Lame-Ass Excuses for Why I Haven't Devoted Much Time to the Blog Lately
1. I went to the gym for wallyball. I used to play wallyball with four guyfriends of mine every Wednesday, but the Christmas season (excuse me, HOLIDAY season) really messed with our schedules, and then we sort of just dropped it. A few weeks ago we started playing again, and it felt awesome. If you've never heard of wallyball (I was surprised to hear that lots of people hadn't), it's just volleyball that you play on a racquetball court. You can hit the ball against the wall and it counts, so all of my wayward shots that would be out in volleyball actually serve me well in this game! Hooray for sucking at something but making it work for you elsewhere!
2. I went to the gym for something other than wallyball. It's almost time to ditch the bulky sweaters in favor of cute little polos and capri pants. Do you want to stare at my backfat and kankles all summer? No? Well, then I'm going to have to kill myself work out on the elliptical machine for at least thirty minutes a day, AS WELL AS use all the Nautilus machines to tone up my already buff (under all that fat) muscles. Don't mess with me. I could totally take you.
3. I have a digital photography class with
rachel_r3 and
wyoming_1 at the Peoria Art Guild on Tuesday nights. It's a long class, so it's a good thing I have Rachel and Dave there to keep me company. Otherwise, I might just be tempted to pick my nose and wipe it under the table the whole night. Kidding, Dave. Kidding. And I only kid because I love. Aww. (Sidebar: Dave and I totally hugged it out this week in class, and it was the best hug of ALL TIME!)
4. I joined MySpace and have been joyously reunited with all kinds of fun people from my past, as well as meeting lots of new and interesting friends. As wonderful as that sounds, by providing you the link, I have just purchased my one-way ticket to hell. Seriously, don't click it. And whatever you do, don't click on 'Search' or 'Browse' to try to find people that went to your high school. And for the love of all that is pure and right in the world, DON'T JOIN. They might as well have called it www.internetcrack.com. I'm not sure if that's a real link because I didn't try it out. So go ahead and click on it - my conscience is clear. Oh, and if you do decide not to heed my warnings and you join anyway, be sure to tell me so I can add you as my friend. MUST. GET. MORE. FRIENDS.

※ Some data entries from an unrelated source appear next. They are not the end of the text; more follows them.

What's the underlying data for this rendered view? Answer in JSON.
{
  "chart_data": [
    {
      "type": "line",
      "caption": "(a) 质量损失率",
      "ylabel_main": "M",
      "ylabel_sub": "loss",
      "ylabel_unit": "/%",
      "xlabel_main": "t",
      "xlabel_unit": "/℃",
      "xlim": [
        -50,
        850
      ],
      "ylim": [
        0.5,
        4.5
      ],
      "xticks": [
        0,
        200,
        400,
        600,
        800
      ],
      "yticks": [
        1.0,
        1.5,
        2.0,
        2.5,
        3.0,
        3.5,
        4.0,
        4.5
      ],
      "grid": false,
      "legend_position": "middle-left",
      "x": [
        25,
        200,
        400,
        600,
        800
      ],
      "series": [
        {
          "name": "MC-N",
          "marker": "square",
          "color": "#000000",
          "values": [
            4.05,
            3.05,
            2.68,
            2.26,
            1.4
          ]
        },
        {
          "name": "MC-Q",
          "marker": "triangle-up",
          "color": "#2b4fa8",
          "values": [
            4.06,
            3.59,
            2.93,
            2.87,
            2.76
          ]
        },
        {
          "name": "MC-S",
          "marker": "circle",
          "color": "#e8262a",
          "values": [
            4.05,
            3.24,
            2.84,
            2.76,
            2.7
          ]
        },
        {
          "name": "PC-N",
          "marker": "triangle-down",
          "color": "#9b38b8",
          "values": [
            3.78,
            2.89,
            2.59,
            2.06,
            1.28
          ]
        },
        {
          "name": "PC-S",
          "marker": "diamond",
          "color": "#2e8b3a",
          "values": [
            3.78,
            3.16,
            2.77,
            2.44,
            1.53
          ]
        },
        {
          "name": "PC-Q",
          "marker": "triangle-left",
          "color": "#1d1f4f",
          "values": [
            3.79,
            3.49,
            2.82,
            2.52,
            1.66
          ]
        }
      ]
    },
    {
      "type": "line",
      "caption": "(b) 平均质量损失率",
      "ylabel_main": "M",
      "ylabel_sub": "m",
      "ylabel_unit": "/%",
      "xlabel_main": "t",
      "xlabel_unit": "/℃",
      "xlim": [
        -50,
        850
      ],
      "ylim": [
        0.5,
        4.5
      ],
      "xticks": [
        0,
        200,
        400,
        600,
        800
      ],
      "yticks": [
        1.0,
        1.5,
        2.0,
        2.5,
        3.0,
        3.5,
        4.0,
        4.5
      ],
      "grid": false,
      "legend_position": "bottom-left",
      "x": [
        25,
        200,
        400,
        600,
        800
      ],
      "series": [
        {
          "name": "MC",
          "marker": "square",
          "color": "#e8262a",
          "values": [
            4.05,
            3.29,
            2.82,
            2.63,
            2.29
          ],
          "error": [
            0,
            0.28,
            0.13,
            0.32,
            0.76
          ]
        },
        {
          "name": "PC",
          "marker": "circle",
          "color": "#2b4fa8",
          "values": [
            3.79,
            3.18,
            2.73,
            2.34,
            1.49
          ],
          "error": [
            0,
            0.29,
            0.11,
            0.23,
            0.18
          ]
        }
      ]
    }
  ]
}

5. I was out all weekend partying. Yep, I hit a new low, everyone. I even managed to take a picture of it, but said picture will never see the light of day. I'm just keeping it for myself as a constant reminder to never get drunk again. More on that later.
6. I had a brief, but meaningful, reunion with Mr. X. Hmm...do I really want to get into a long story about my fomer husband right before bed? Nah. But don't lose any sleep over it, faithful readers. I will tell you all about it soon enough!
So, I hope that begins to explain my absence...though it doesn't explain the weird tingling sensation in my big toe. OH! WAIT! I know what that feeling is! It's the feeling of my entire toenail getting ready to fall right off! I can't believe I almost forgot about that! Lucky me!